Stämme der B.-fragilis-Gruppe bilden fast immer Betalaktamasen und zeigen daher gegenüber Piperacillin, Mezlocillin und Cefoxitin hohe Resistenzraten. Bei diesen Stämmen sind Piperacillin/Tazobactam sehr gut, Amoxicillin/Clavulansäure, Imipenem und Metronidazol gut wirksam (die Resistenzrate liegt in diesen Fällen unter 1 %). Die strikt aeroben Kokken werden von Cefoxitin, Clindamycin und Metronidazol lediglich zwischen 9 und 14 % erfasst.
Antimikrobielle Aktivität im Vergleich
In der [Tabelle 2] sind für neun antimikrobiell wirksame Substanzen die Anzahl der getesteten Isolate, der Prozentsatz der als empfindlich eingestuften Stämme und die Platzierung in der Rangordnung der Aktivitätsspektren zusammengestellt. Lediglich Piperacillin/Tazobactam zeigte bei allen untersuchten Isolaten eine Empfindlichkeit von 96 %, gefolgt von Imipenem (94 %), Ceftazidim (89 %) und Ciprofloxacin (88 %). Cefotaxim, Amoxicillin/Clavulansäure und Gentamicin erzielten nur noch Empfindlichkeiten in der Größenordnung von 73 und 82 %, was auf einige, je nach Wirkstoffklasse unterschiedlich große Wirksamkeitslücken hindeutet. Das Aktivitätsspektrum von Mezlocillin und Cefotiam gegenüber den getesteten Species war nochmals deutlich enger und lag zwischen 60 und 70 % Empfindlichkeit.
Betrachtet man die gesamte Wirkungsbreite der verschiedenen Antibiotika gegenüber aeroben, fakultativ anaeroben und anaeroben Bakterien, dann war Piperacillin/Tazobactam den Vergleichspräparaten überlegen.
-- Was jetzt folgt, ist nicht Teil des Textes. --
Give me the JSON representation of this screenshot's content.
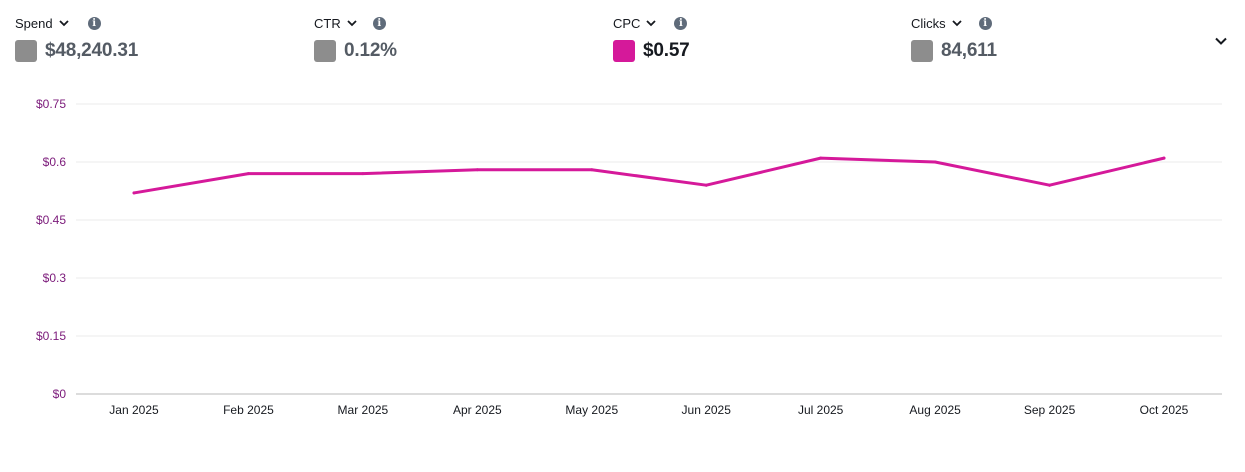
{
  "metrics": [
    {
      "label": "Spend",
      "value": "$48,240.31",
      "swatch_color": "#8d8d8d",
      "active": false
    },
    {
      "label": "CTR",
      "value": "0.12%",
      "swatch_color": "#8d8d8d",
      "active": false
    },
    {
      "label": "CPC",
      "value": "$0.57",
      "swatch_color": "#d5199a",
      "active": true
    },
    {
      "label": "Clicks",
      "value": "84,611",
      "swatch_color": "#8d8d8d",
      "active": false
    }
  ],
  "icons": {
    "dropdown": "chevron-down-icon",
    "info": "info-icon",
    "collapse": "chevron-down-icon"
  },
  "info_glyph": "i",
  "chart_data": {
    "type": "line",
    "title": "",
    "xlabel": "",
    "ylabel": "",
    "categories": [
      "Jan 2025",
      "Feb 2025",
      "Mar 2025",
      "Apr 2025",
      "May 2025",
      "Jun 2025",
      "Jul 2025",
      "Aug 2025",
      "Sep 2025",
      "Oct 2025"
    ],
    "series": [
      {
        "name": "CPC",
        "color": "#d5199a",
        "values": [
          0.52,
          0.57,
          0.57,
          0.58,
          0.58,
          0.54,
          0.61,
          0.6,
          0.54,
          0.61
        ]
      }
    ],
    "y_ticks": [
      0,
      0.15,
      0.3,
      0.45,
      0.6,
      0.75
    ],
    "y_tick_labels": [
      "$0",
      "$0.15",
      "$0.3",
      "$0.45",
      "$0.6",
      "$0.75"
    ],
    "ylim": [
      0,
      0.75
    ],
    "grid": true,
    "legend": "none"
  }
}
Bei der Analyse der Ergebnisse der Empfindlichkeitstestungen von Piperacillin/Tazobactam an klinischen Isolaten in den Jahren 1992 bis 1998 ergeben sich somit zwei Schlussfolgerungen: Zum einen zeigt sich, dass seit der Einführung von Piperacillin/Tazobactam keine Resistenzentwicklung aufgetreten ist. Die Sensibilitätsverteilung und die Resistenzsituation über den Sieben-Jahres-Zeitraum blieb konstant. Zum anderen bestätigt sich die hohe Aktivität von Piperacillin/Tazobactam gegenüber allen untersuchten pathogenen Mikroorganismen.
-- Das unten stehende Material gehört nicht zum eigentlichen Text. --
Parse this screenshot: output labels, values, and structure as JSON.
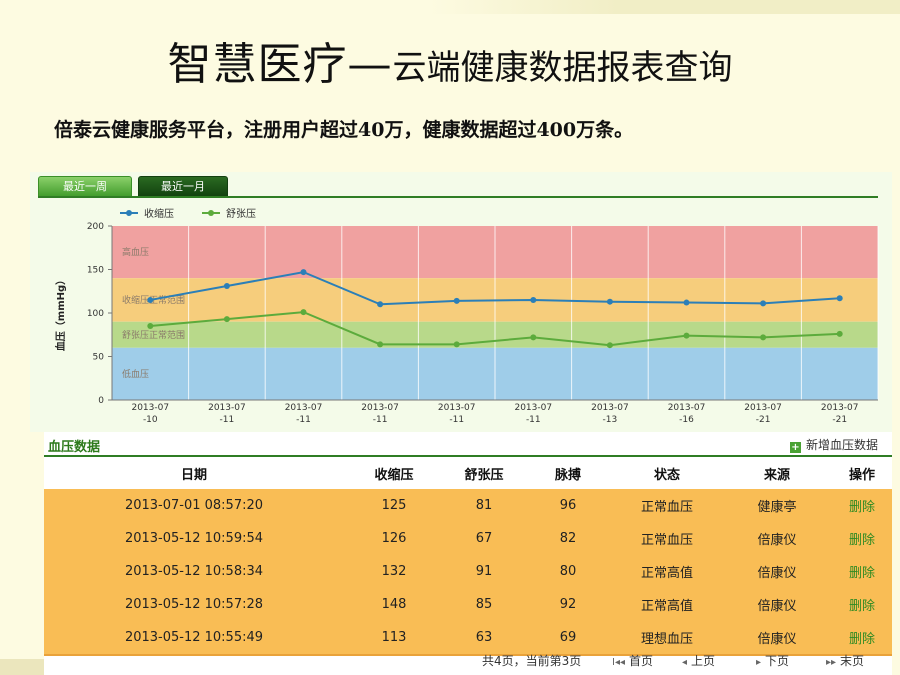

Somit lässt sich nach fast zehnjährigem therapeutischen Einsatz keine signifikante Resistenzentwicklung gegenüber Piperacillin/Tazobactam belegen. Dies bestätigen die Ergebnisse ähnlicher Studien aus anderen Teilen Deutschlands. Aufgrund der hier vorgelegten Untersuchungen sowie der Daten aus der Literatur und der hohen Wirtschaftlichkeit kann Piperacillin/Tazobactam als ein geeignetes Mittel der ersten Wahl für die Initialtherapie schwerer bakterieller Infektionen, insbesondere auf den Intensivstationen, angesehen werden.
Dementsprechend haben sowohl die Paul-Ehrlich-Gesellschaft für Chemotherapie e.V. (PEG) und die Deutsche Gesellschaft für Hämatologie/Onkologie (DGHO) aufgrund der guten Datenlage die fixe Kombination von Piperacillin/Tazobactam (Handelsname Tazobac®) unter dem Aspekt der Sicherheit in ihre Empfehlungen aufgenommen.